Tüm gözler üzerimdeydi fakat benim düşündüğüm tek şey buradan kaçıp gitmekti. Böyle birşeyin mümkün olmadığını bilmek çaresizliğimi bir kez daha gözler önüne seriyordu.

"Zorluk çıkarmanız sizin için hiç iyi olmaz Bayan."

Öylece askerin peşinden mi gidecektim? Yapabileceğim başka bir şey var mıydı?

Yoktu! Bu topraklara geldiğimden beri hiçbir seçim hakkım yoktu. Bu topraklar da kimsenin seçim hakkı yoktu. Gökyüzüne bakıp derin bir nefes almak bile yasaktı. İçimde kabaran öfke beni diri tutmaktan başka bir işe yaramıyordu.

Kolumu tutan askere bakmakla yetindim. Etrafımda ki insanların acıyan bakışları üzerimdeydi.

"Hiçbir suçu yokken onu bizden ayıramazsınız!"

Başımı çevirip tüm kalabalığı inleten genç adama baktım. Daha önceden görmediğime emindim.

"Kes sesini!
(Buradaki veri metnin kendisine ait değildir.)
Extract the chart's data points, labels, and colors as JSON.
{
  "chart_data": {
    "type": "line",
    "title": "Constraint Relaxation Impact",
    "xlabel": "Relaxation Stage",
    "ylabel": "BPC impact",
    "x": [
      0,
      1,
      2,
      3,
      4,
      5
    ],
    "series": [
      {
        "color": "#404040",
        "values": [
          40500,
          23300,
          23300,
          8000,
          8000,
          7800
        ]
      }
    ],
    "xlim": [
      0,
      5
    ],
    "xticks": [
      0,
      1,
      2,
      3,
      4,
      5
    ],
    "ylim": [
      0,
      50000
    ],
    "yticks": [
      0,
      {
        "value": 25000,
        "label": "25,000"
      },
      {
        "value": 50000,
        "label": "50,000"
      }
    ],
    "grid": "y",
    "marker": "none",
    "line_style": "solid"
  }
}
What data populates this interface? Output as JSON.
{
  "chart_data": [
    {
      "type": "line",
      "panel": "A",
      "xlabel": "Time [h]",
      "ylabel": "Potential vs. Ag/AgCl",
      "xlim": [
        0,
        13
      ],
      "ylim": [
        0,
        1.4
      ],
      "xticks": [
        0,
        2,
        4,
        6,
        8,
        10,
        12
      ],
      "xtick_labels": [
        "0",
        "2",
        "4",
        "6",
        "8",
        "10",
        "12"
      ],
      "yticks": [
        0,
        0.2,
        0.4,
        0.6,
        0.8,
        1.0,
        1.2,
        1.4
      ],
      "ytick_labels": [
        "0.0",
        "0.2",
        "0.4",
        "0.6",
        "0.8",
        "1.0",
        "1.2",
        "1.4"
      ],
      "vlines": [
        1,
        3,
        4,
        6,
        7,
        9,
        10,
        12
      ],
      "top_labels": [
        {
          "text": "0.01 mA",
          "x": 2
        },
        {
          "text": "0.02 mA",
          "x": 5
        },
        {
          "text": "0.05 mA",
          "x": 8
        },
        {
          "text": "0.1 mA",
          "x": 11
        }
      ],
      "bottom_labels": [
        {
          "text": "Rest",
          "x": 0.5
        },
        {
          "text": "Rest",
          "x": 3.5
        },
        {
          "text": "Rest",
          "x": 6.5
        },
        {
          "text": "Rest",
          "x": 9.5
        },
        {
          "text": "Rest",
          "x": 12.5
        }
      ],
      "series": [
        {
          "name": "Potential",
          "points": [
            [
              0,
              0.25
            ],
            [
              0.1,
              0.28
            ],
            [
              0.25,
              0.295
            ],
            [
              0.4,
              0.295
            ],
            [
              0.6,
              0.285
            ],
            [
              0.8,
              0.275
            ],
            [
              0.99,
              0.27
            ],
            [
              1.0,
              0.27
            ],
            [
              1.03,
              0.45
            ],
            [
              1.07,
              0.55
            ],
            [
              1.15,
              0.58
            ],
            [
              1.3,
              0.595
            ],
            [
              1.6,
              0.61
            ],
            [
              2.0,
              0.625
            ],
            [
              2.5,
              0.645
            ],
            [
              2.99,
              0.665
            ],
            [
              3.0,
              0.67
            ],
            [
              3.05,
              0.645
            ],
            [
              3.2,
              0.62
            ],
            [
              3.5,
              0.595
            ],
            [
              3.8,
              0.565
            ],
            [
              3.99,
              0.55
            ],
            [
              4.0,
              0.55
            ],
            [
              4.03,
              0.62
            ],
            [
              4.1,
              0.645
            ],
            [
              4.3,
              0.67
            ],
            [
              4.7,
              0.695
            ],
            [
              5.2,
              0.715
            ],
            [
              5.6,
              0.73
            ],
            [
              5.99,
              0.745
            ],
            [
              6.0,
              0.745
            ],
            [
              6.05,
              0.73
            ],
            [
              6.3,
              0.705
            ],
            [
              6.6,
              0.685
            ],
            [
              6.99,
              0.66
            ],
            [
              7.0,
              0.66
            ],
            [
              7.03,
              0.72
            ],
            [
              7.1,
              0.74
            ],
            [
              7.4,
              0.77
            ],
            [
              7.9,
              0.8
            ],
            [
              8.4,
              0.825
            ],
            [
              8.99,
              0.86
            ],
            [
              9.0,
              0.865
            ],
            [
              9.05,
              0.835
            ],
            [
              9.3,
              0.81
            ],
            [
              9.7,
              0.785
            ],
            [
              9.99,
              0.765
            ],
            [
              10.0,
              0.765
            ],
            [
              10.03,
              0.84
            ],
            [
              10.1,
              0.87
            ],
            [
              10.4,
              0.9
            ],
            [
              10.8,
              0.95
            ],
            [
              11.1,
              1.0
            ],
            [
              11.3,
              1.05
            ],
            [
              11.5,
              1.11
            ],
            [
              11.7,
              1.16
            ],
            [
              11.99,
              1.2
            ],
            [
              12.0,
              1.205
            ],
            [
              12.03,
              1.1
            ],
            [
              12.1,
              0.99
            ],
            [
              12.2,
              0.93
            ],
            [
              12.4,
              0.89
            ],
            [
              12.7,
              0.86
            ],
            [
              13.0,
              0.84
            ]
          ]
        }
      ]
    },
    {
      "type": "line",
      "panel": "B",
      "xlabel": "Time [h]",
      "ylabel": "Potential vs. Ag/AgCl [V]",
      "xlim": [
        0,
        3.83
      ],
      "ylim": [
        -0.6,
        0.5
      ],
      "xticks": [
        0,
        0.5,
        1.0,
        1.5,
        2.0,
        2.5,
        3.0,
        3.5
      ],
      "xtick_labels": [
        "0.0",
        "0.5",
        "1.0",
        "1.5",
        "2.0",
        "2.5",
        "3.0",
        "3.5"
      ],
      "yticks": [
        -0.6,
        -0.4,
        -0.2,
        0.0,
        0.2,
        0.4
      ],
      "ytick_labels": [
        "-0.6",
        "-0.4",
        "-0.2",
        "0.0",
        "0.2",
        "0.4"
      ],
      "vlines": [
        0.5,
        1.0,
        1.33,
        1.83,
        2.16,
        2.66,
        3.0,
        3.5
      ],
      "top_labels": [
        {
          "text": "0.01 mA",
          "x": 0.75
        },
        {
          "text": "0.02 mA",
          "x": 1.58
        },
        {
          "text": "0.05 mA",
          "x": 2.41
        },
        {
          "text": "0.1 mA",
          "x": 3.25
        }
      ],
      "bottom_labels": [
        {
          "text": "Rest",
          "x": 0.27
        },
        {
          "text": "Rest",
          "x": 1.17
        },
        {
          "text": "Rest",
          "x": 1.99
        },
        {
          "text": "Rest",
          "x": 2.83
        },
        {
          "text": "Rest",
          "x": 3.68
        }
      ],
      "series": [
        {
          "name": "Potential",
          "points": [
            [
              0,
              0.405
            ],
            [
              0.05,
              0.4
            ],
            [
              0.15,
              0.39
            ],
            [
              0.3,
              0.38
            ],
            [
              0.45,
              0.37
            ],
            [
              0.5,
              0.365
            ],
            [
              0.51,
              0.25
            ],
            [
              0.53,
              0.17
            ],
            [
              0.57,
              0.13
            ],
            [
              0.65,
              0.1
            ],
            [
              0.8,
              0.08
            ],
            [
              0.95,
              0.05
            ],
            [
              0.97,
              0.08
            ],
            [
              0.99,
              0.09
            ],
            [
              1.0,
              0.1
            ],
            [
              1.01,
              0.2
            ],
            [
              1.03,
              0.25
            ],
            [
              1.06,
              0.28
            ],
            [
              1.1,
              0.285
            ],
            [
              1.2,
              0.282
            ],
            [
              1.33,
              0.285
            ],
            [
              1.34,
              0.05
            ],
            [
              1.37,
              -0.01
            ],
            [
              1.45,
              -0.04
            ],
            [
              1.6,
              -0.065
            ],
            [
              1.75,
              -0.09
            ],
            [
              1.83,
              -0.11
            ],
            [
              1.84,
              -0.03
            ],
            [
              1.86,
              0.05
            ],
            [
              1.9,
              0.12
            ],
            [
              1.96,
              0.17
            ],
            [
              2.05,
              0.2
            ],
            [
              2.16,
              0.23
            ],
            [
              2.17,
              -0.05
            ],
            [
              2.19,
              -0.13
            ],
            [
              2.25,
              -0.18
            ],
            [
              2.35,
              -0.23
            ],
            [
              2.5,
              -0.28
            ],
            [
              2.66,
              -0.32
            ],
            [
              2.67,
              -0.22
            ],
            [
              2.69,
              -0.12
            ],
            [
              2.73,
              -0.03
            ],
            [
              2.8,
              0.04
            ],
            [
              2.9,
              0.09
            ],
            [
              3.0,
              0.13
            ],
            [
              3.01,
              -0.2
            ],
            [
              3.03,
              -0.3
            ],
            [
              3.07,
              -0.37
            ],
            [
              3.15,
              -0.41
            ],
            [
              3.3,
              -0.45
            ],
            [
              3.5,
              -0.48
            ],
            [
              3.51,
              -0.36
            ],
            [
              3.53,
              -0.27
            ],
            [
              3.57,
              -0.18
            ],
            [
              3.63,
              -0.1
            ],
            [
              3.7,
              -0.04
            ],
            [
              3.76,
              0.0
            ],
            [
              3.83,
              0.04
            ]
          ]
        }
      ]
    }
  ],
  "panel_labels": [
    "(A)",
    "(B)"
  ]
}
Sana kim konuşabilirsin dedi."

"Kendi ülkemde konuşmak için sizden mi izin alacağım!"

Asker başıyla başka bir askere işaret verdiğinde konuşması kesintiye uğramamış gibi konuşmaya devam etti.

"Yerinde olsam komutanın gazabına uğramadan sesimi keserdim. Diğerlerini kurtalamadığın gibi bu kızı da kurtaramayacaksın, Erkam."

Nefes alamadım. Boşluğa doğru sürüklenirken korkularımla yüzleştim. Kendime değil diğerlerine üzüldüm.

Adamın yanına giden askerler onu kıskaca alırken etrafındakilerin de karşı çıkmasıyla büyük bir arbede çıkmıştı. Silah sesleri hava da yankılanırken kolumu çekiştiren asker ikiye bölünen kalabalığın birleşmesine rağmen beni peşinden sürükledi. Peşimde bırakmış olduğum kalabalığa dönüp bakmak şöyle dursun yürürken nefes bile alamamıştım. Direnmek gibi bir lüksüm yoktu.

Daha az insanların bulunduğu koridorun sonuna geldiğimiz de diğer kapılardan farklı olan kapıyı çaldı. Bedenimi saran boş vermişlik hissi pencerenin önünde duran Ethan Honest'ı gördüğüm de son bulmuştu. Gri gözleri şeytani bakışlardan uzaktı.

"Teşekkürler Thad."

"Rica ederim Generalim."

Sonunda emeline ulaşıp general mi olmuştu. Kapının kapanmasıyla kendime gelirken nazik bakışları üzerimde geziniyordu. Adım adım bana yaklaşırken istemsizce geriye doğru bir adım attığım da gözlerinde ki ifadeyi koruyordu.

"Geleceğini biliyordum."dedi.

Şaşkınlığımı gizleyemedim. Nutkum tutulmuş bir halde ona bakıyordum. Elini uzatıp nazikçe kolumu kavradığında sakin durmaya çalıştım. Şuanda bulunduğum durumu ve bana söylediği ilk sözlerin şaşkınlığından çıkamamıştım.

"Anlayamadım."

Büyük bir tehlikenin içindeydim fakat generale meydan okuyan bakışlarıma engel olamıyordum.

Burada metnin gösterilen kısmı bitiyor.